O Carnaval que já não volta

 Lembro-me de as pessoas se amontoarem atrás da porta à espera do momento mais favorável, que podia ser, por exemplo, a saída de um professor de quem poderiam apanhar ‘boleia’. E também me lembro do efeito surpresa do ovo a cair na cabeça e às vezes a escorregar para dentro da roupa, do cabelo molhado,…

Num dia destes um dos meus filhos aproximou-se silenciosamente de mim por trás e fingiu partir-me um ovo na cabeça. Foi uma sensação engraçada que me fez recuar no tempo. Seria exatamente por essa altura que muitos alunos da escola que eu frequentava começavam a armazenar ovos para o Carnaval. Pelas ruas envolventes do Liceu Dona Filipa de Lencastre, em Lisboa, lá para os lados da Praça de Londres, as caixas de água ou de gás das vivendas circundantes começavam a assemelhar-se a pequenas capoeiras sem galinhas. A mercearia Diplomata, na Av. de Roma, enchia-se de jovens compradores que esgotavam diariamente o stock de ovos. No entanto, no próprio dia, por ser mais evidente ou lhes pesar a consciência, recusavam-se a vender mais ovos, mesmo que lhes jurássemos a pés juntos que precisávamos de fazer mais algumas omeletes. 

Naquele liceu, tal como em outros daquela zona, chegado o Carnaval ninguém se atrevia a sair da escola sem antes espreitar lá para fora para ver se o caminho estava livre. Nesse dia os ‘intervalos grandes’, que se faziam pelas ruas e cafés vizinhos – é o único liceu que já vi sem gradeamento nem portão – eram passados a ir buscar munições à mochila ou às tais portinhas da água ou do gás para acertar nos amigos, colegas ou entrar em pequenas guerras. Alguns atiradores de ovos mais exímios tinham mesmo a preocupação de os guardar com maior antecedência para estarem no ponto quando os fossem usar. Ainda me lembro da irritação de um amigo quando chegou ao seu esconderijo e o encontrou vazio. Alguém lhe tinha pregado uma partida de Carnaval, mas ele não achou piada nenhuma.
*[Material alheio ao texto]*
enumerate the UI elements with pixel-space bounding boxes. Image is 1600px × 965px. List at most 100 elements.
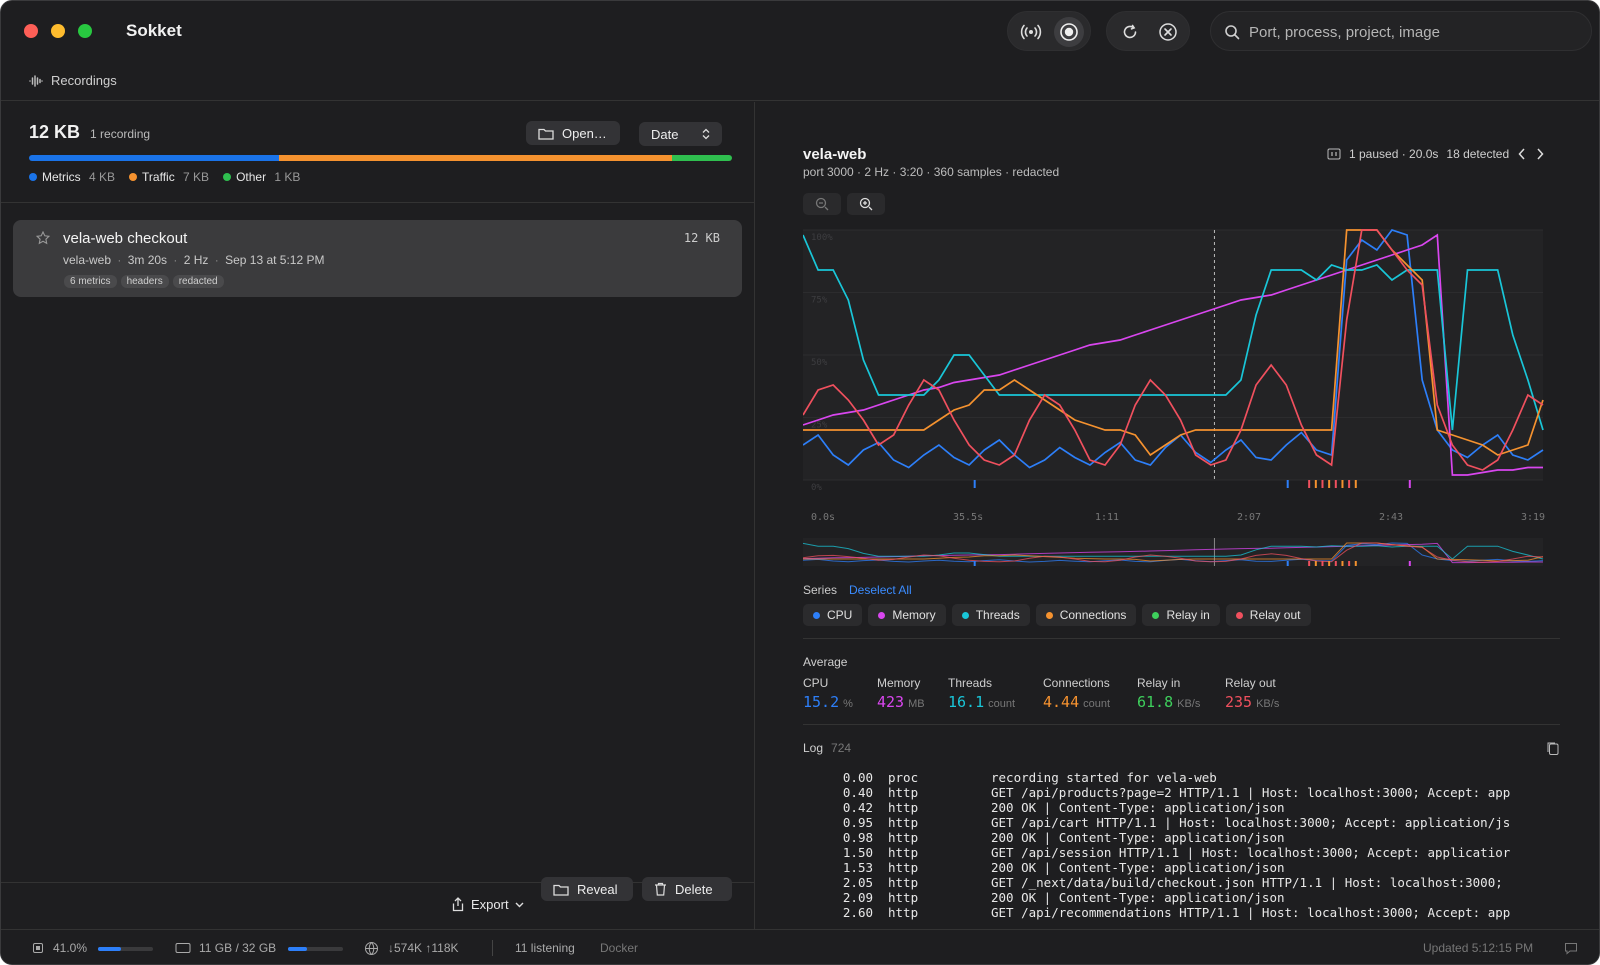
sort-select-label: Date <box>651 126 679 142</box>
zoom-window-button[interactable] <box>78 24 92 38</box>
log-row[interactable]: 0.42 http 200 OK | Content-Type: applicati… <box>803 800 1560 815</box>
series-toggle-memory[interactable]: Memory <box>868 604 946 626</box>
minimize-window-button[interactable] <box>51 24 65 38</box>
zoom-in-button[interactable] <box>847 193 885 215</box>
memory-icon <box>175 943 191 953</box>
log-message: GET /api/recommendations HTTP/1.1 | Host… <box>991 905 1511 920</box>
stop-all-button[interactable] <box>1153 17 1183 47</box>
average-stat-value-row: 15.2% <box>803 693 853 711</box>
average-stat-value-row: 61.8 KB/s <box>1137 693 1200 711</box>
tab-recordings-label: Recordings <box>51 73 117 88</box>
series-toggle-cpu[interactable]: CPU <box>803 604 863 626</box>
log-row[interactable]: 0.95 http GET /api/cart HTTP/1.1 | Host: l… <box>803 815 1560 830</box>
storage-segment-other <box>672 155 732 161</box>
reveal-button[interactable]: Reveal <box>541 877 633 901</box>
y-tick-label: 100% <box>811 233 833 243</box>
docker-status: Docker <box>600 941 639 955</box>
average-stat-value-row: 4.44 count <box>1043 693 1110 711</box>
minimap-line-threads <box>803 542 1544 560</box>
series-toggle-connections[interactable]: Connections <box>1035 604 1137 626</box>
waveform-icon <box>29 74 43 87</box>
recording-card[interactable]: vela-web checkout 12 KB vela-web · 3m 20… <box>13 220 742 297</box>
log-time: 2.60 <box>842 905 873 920</box>
x-tick-label: 35.5s <box>953 512 983 523</box>
broadcast-button[interactable] <box>1016 17 1046 47</box>
log-row[interactable]: 2.05 http GET /_next/data/build/checkout.j… <box>803 875 1560 890</box>
average-label: Average <box>803 655 848 669</box>
folder-icon <box>538 128 554 140</box>
export-menu-button[interactable]: Export <box>451 897 524 912</box>
copy-icon[interactable] <box>1546 741 1560 756</box>
average-stat: Relay out 235 KB/s <box>1225 676 1279 711</box>
star-icon[interactable] <box>36 231 50 245</box>
chat-bubble-icon[interactable] <box>1564 942 1578 955</box>
log-count: 724 <box>831 741 852 755</box>
log-list: 0.00 proc recording started for vela-web 0.… <box>803 770 1560 929</box>
average-stat-label: Relay in <box>1137 676 1181 690</box>
series-toggle-relay-out[interactable]: Relay out <box>1225 604 1311 626</box>
log-message: 200 OK | Content-Type: application/json <box>991 830 1285 845</box>
log-row[interactable]: 0.98 http 200 OK | Content-Type: applicati… <box>803 830 1560 845</box>
sort-select[interactable]: Date <box>639 122 722 146</box>
zoom-out-button[interactable] <box>803 193 841 215</box>
previous-chevron-icon[interactable] <box>1517 147 1527 161</box>
log-label: Log <box>803 741 824 755</box>
average-stat-label: Relay out <box>1225 676 1276 690</box>
log-row[interactable]: 1.53 http 200 OK | Content-Type: applicati… <box>803 860 1560 875</box>
series-toggle-relay-in[interactable]: Relay in <box>1142 604 1220 626</box>
open-button[interactable]: Open… <box>526 121 620 145</box>
search-box[interactable] <box>1210 11 1592 51</box>
actions-toolbar-group <box>1106 11 1190 51</box>
open-button-label: Open… <box>562 125 607 141</box>
x-tick-label: 0.0s <box>811 512 835 523</box>
log-row[interactable]: 0.40 http GET /api/products?page=2 HTTP/1.… <box>803 785 1560 800</box>
globe-icon <box>365 942 378 955</box>
log-row[interactable]: 0.00 proc recording started for vela-web <box>803 770 1560 785</box>
y-tick-label: 50% <box>811 358 828 368</box>
network-throughput: ↓574K ↑118K <box>388 941 459 955</box>
next-chevron-icon[interactable] <box>1535 147 1545 161</box>
listening-count: 11 listening <box>515 941 575 955</box>
average-stat-unit: KB/s <box>1177 698 1201 710</box>
log-kind: proc <box>888 770 919 785</box>
x-tick-label: 2:43 <box>1379 512 1403 523</box>
log-kind: http <box>888 875 919 890</box>
recording-tag: 6 metrics <box>64 275 117 288</box>
legend-size: 7 KB <box>179 170 210 184</box>
delete-button[interactable]: Delete <box>642 877 732 901</box>
detected-count: 18 detected <box>1446 147 1510 161</box>
log-row[interactable]: 2.09 http 200 OK | Content-Type: applicati… <box>803 890 1560 905</box>
storage-legend-item: Metrics 4 KB <box>29 170 115 184</box>
y-tick-label: 75% <box>811 296 828 306</box>
log-time: 0.40 <box>842 785 873 800</box>
deselect-all-button[interactable]: Deselect All <box>849 583 912 597</box>
log-message: GET /api/cart HTTP/1.1 | Host: localhost… <box>991 815 1511 830</box>
log-kind: http <box>888 905 919 920</box>
cpu-usage: 41.0% <box>53 941 88 955</box>
y-tick-label: 25% <box>811 421 828 431</box>
average-stat-label: Threads <box>948 676 993 690</box>
log-row[interactable]: 1.50 http GET /api/session HTTP/1.1 | Host… <box>803 845 1560 860</box>
metrics-chart[interactable]: 100% 75% 50% 25% 0% 0.0s 35.5s 1:11 2:07 2:43 3:19 <box>803 226 1560 576</box>
log-message: GET /api/session HTTP/1.1 | Host: localh… <box>991 845 1511 860</box>
refresh-button[interactable] <box>1115 17 1145 47</box>
close-circle-icon <box>1159 23 1177 41</box>
log-kind: http <box>888 890 919 905</box>
average-stat-value-row: 16.1 count <box>948 693 1015 711</box>
record-button[interactable] <box>1054 17 1084 47</box>
search-input[interactable] <box>1249 22 1569 42</box>
log-row[interactable]: 2.60 http GET /api/recommendations HTTP/1.… <box>803 905 1560 920</box>
zoom-out-icon <box>815 197 829 211</box>
share-icon <box>452 897 464 912</box>
average-stat: CPU 15.2% <box>803 676 853 711</box>
close-window-button[interactable] <box>24 24 38 38</box>
log-time: 2.09 <box>842 890 873 905</box>
average-stat-value: 4.44 <box>1043 693 1080 711</box>
recording-meta-item: Sep 13 at 5:12 PM <box>225 253 325 267</box>
log-time: 1.50 <box>842 845 873 860</box>
recording-tags: 6 metrics headers redacted <box>64 272 228 288</box>
average-stat-value-row: 235 KB/s <box>1225 693 1279 711</box>
series-toggle-threads[interactable]: Threads <box>951 604 1030 626</box>
updated-time: Updated 5:12:15 PM <box>1423 941 1534 955</box>
tab-recordings[interactable]: Recordings <box>29 73 117 88</box>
Ao final do dia formava-se um cordão à entrada da escola que lançava uma chuva de ovos ao mínimo movimento de saída. Lembro-me de as pessoas se amontoarem atrás da porta à espera do momento mais favorável, que podia ser, por exemplo, a saída de um professor de quem poderiam apanhar ‘boleia’. E também me lembro do efeito surpresa do ovo a cair na cabeça e às vezes a escorregar para dentro da roupa, do cabelo molhado, de como ficava o chão e do cheiro a ovos. Ou das paredes riscadas das castanholas e do barulho dos estalinhos a cair no chão – que só voltei a ver o ano passado na caótica Nápoles. Lembro-me sobretudo de como nos divertíamos e chegávamos a casa num estado lastimável depois de um dia de pândega.

Não faço ideia se a tradição se mantém, mas imagino que não. Hoje no mínimo seria considerado um crime ou sacrilégio fazer uma coisa daquelas, com direito a suspensão e uma visita dos pais à escola. Naquela altura havia uma liberdade e tolerância diferentes e não era por isso que éramos mal-educados, que faltávamos ao respeito a alguém ou que criávamos desacatos. Acho que também não se esperava que com aquela idade fôssemos absolutamente conscienciosos e responsáveis. E ainda bem que pudemos ter essa folga, porque depois a responsabilidade é cada vez maior à medida que crescemos e já não dá grandes tréguas. Ontem à noite, por exemplo, em vez de me deitar a pensar na batalha de ovos do dia seguinte, fiquei acordada até tarde a preparar os fatos de Carnaval dos meus filhos e quando me deitei estava tão cansada que nem tive tempo para pensar em nada antes de adormecer.